For customers deeply tied to Amazon’s ecosystem, the Kindle Fire makes sense. Especially if you’re a Prime member with access to streaming movies and TV episodes. But that’s really the only advantage the Fire has over the Galaxy Tab 2. In every other respect Samsung’s tablet is a better choice, even when it comes to content.
Just going by the numbers, it’s easy to see which tablet wins this round. The Amazon App Store has almost 17,000 apps available for the Kindle Fire. The Google Play Store has over 40,000 apps. Granted, not all of these apps are made for tablet screens or work correctly. Amazon at least tests each app to ensure it runs correctly and looks good on the Fire. But in terms of choice, the Tab 2 offers more.
Of the top 10 free and paid (non-Google) apps available in the Play Store, only four are available in the Amazon App Store.
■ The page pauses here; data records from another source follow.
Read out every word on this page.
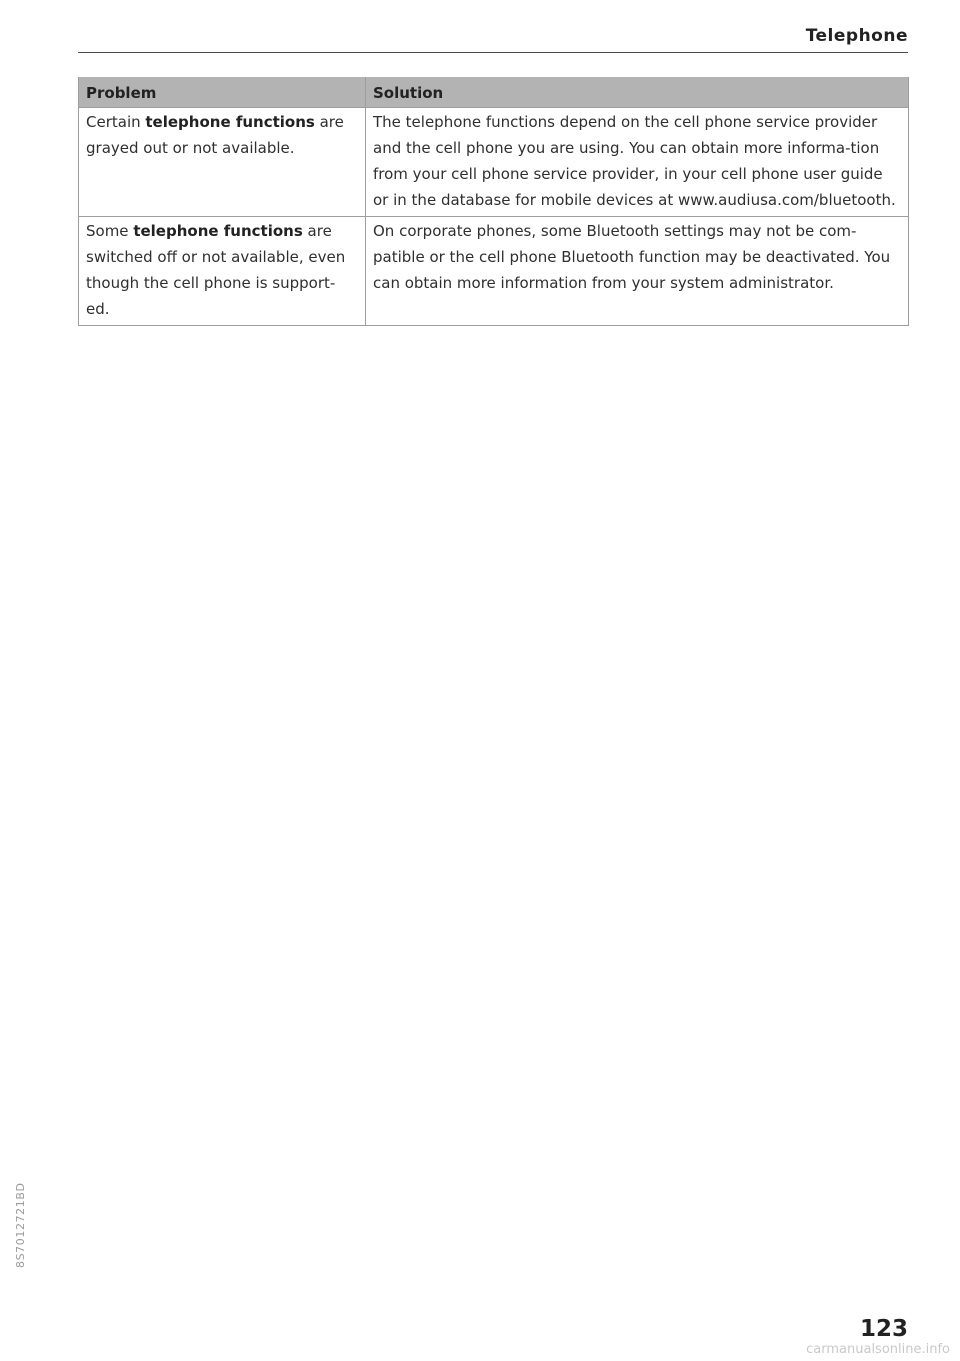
Telephone
Problem	Solution
Certain telephone functions are grayed out or not available.	The telephone functions depend on the cell phone service provider and the cell phone you are using. You can obtain more informa-tion from your cell phone service provider, in your cell phone user guide or in the database for mobile devices at www.audiusa.com/bluetooth.
Some telephone functions are switched off or not available, even though the cell phone is support-ed.	On corporate phones, some Bluetooth settings may not be com-patible or the cell phone Bluetooth function may be deactivated. You can obtain more information from your system administrator.
8S7012721BD
123
carmanualsonline.info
Of the top 10 games, Amazon only has half.
Since the Tab 2 runs on Android 4.0, apps made for this operating system are designed to scale up and down since ICS is for both small and large devices. Down the line the app compatibility issue will hopefully shrink down to non-existent.
Still, this issue highlights the core advantage of the Kindle Fire: simplicity. With Amazon’s tablet you don’t have to worry about incompatibility or question whether an app will work. They will. And you’re less likely to encounter apps will ill-intentions as is possible on the Tab 2.
However, with this simplicity comes limitation. Not a problem on the Galaxy Tab. If an app exists for Android, you can probably load it on this tablet.
The Bottom Line
Consumers looking for a full-fledged Android tablet with all the features and specs one expects plus full access to Google Play apps and experience will be happy with the Samsung Galaxy Tab 2. It more than justifies its $50 premium over the Fire both on the hardware and software fronts.
Consumers deeply tied into Amazon’s ecosystem or who need a simplified tablet experience will be happy with the Kindle Fire. It’s a capable device and a better choice for less tech-savvy users.